Initially, neonicotinoids were thought to cause little damage if any toward beneficial insects such as bees. However, research is showing the opposite, that even a little bit of contact could be enough to prove fatal to a bee. While further research is being done regarding the combination of neonicotinoids and other factors, it is still a strong culprit-contender.
A 2013 Dutch study published in PLoS One looked further into the indirect problems of neonicotinoids, considering the water containing concentrates of them. The study looked at invertebrates, and found a remarkably reduced population of those exposed to contaminated water versus non-neonicotinoid-contaminated water. Damian Carrington reports in his article in The Guardian that the study ‘found that 70% less invertebrate species were found in water polluted with the insecticide compared to clean water. There were also far fewer individuals of each species in the polluted water.’ Carrington also writes that one of the scientists on the study, Jeroen P. Van der Sluijs, ‘blamed the underlying problem on imidacloprid’s extreme potency in killing invertebrates and its long persistence in soil and water. He said there was also a “system error” in the way that pesticides are authorised in the EU, which, for example, assesses only their effect in individual crops, not any cumulative impact.’

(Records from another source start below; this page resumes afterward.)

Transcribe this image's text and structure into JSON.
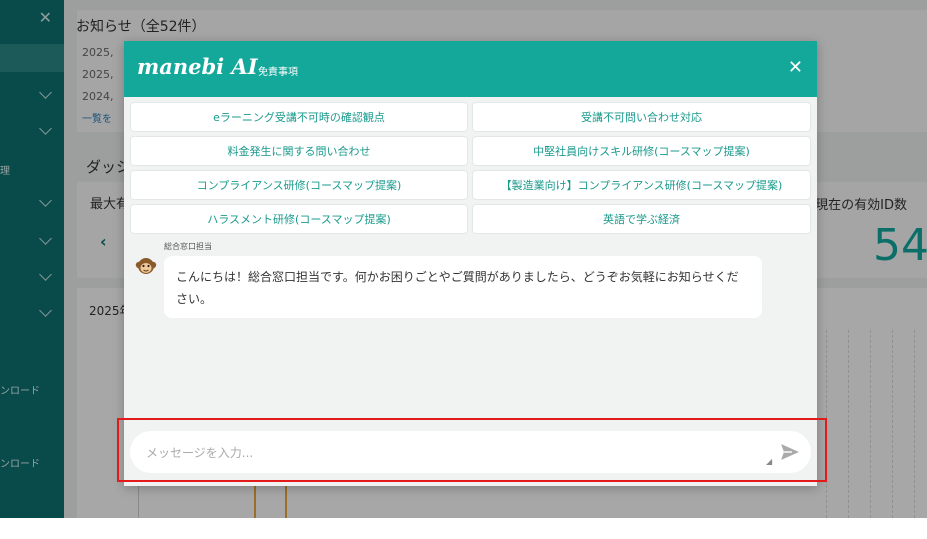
{
  "sidebar": {
    "close_icon": "close-icon",
    "items": [
      {
        "label": "理"
      },
      {
        "label": "ンロード"
      },
      {
        "label": "ンロード"
      }
    ]
  },
  "background": {
    "notice_title": "お知らせ（全52件）",
    "notice_lines": [
      "2025,",
      "2025,",
      "2024,"
    ],
    "notice_link": "一覧を",
    "dashboard_title": "ダッシ",
    "dashboard_max": "最大有",
    "id_label": "現在の有効ID数",
    "id_value": "54",
    "chart_year": "2025年"
  },
  "chat": {
    "brand": "manebi AI",
    "disclaimer": "免責事項",
    "suggestions": [
      "eラーニング受講不可時の確認観点",
      "受講不可問い合わせ対応",
      "料金発生に関する問い合わせ",
      "中堅社員向けスキル研修(コースマップ提案)",
      "コンプライアンス研修(コースマップ提案)",
      "【製造業向け】コンプライアンス研修(コースマップ提案)",
      "ハラスメント研修(コースマップ提案)",
      "英語で学ぶ経済"
    ],
    "sender": "総合窓口担当",
    "message": "こんにちは！総合窓口担当です。何かお困りごとやご質問がありましたら、どうぞお気軽にお知らせください。",
    "input_placeholder": "メッセージを入力...",
    "input_value": ""
  },
  "colors": {
    "header": "#14a89b",
    "accent_text": "#1a9a8c",
    "highlight": "#e21a1a",
    "sidebar": "#0e6d6d"
  }
}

In July of 2017, Friends of the Earth reported that a survey conducted said that ‘81% of the British public want the government to maintain the EU ban on bee-harming pesticides.’
What the Ban Means
There are conflicting reports as to whether or not neonicotinoids do have negative effects on bees. While farmers are still able to use the chemicals on greenhouse growth, farmers argue that it will have little effect on the CCD.
Critics say that it could result in less production, with British farmers concerned about rapeseed fields declining. However, the ban is seen as an optimistic future in questioning the chemicals sprayed on our food and the effects of those chemicals on more than the human population. NFU Deputy President, Guy Smith, sees only economical problems following the ban. On the NFU’s website, he says, ‘Most agronomists agree that without neonicotinoids many crops grown in the UK will become less viable and a ban could simply mean we import more crops from parts of the world where there is no political desire to ban these key insecticides.’
However, there are those who insist that there are still less harmful, alternative means of insecticides. A study conducted by Lorenzo Furlan and David Kreutzweiser in 2014 found that while more research might be warranted, an integrated pest management (IPM) model act as a sufficient alternative. However, this does require very specific understanding of the surrounding environment, the crops, and the methods being used, rather than a one-treatment-fits-all model.
A ban was initially instated in 2013 after the Dutch study, though it was only a ‘partial ban’, only applying to a few crop types. The new ban goes further, eliminating the ability to use any neonicotinoids on any crops outside sealed greenhouses.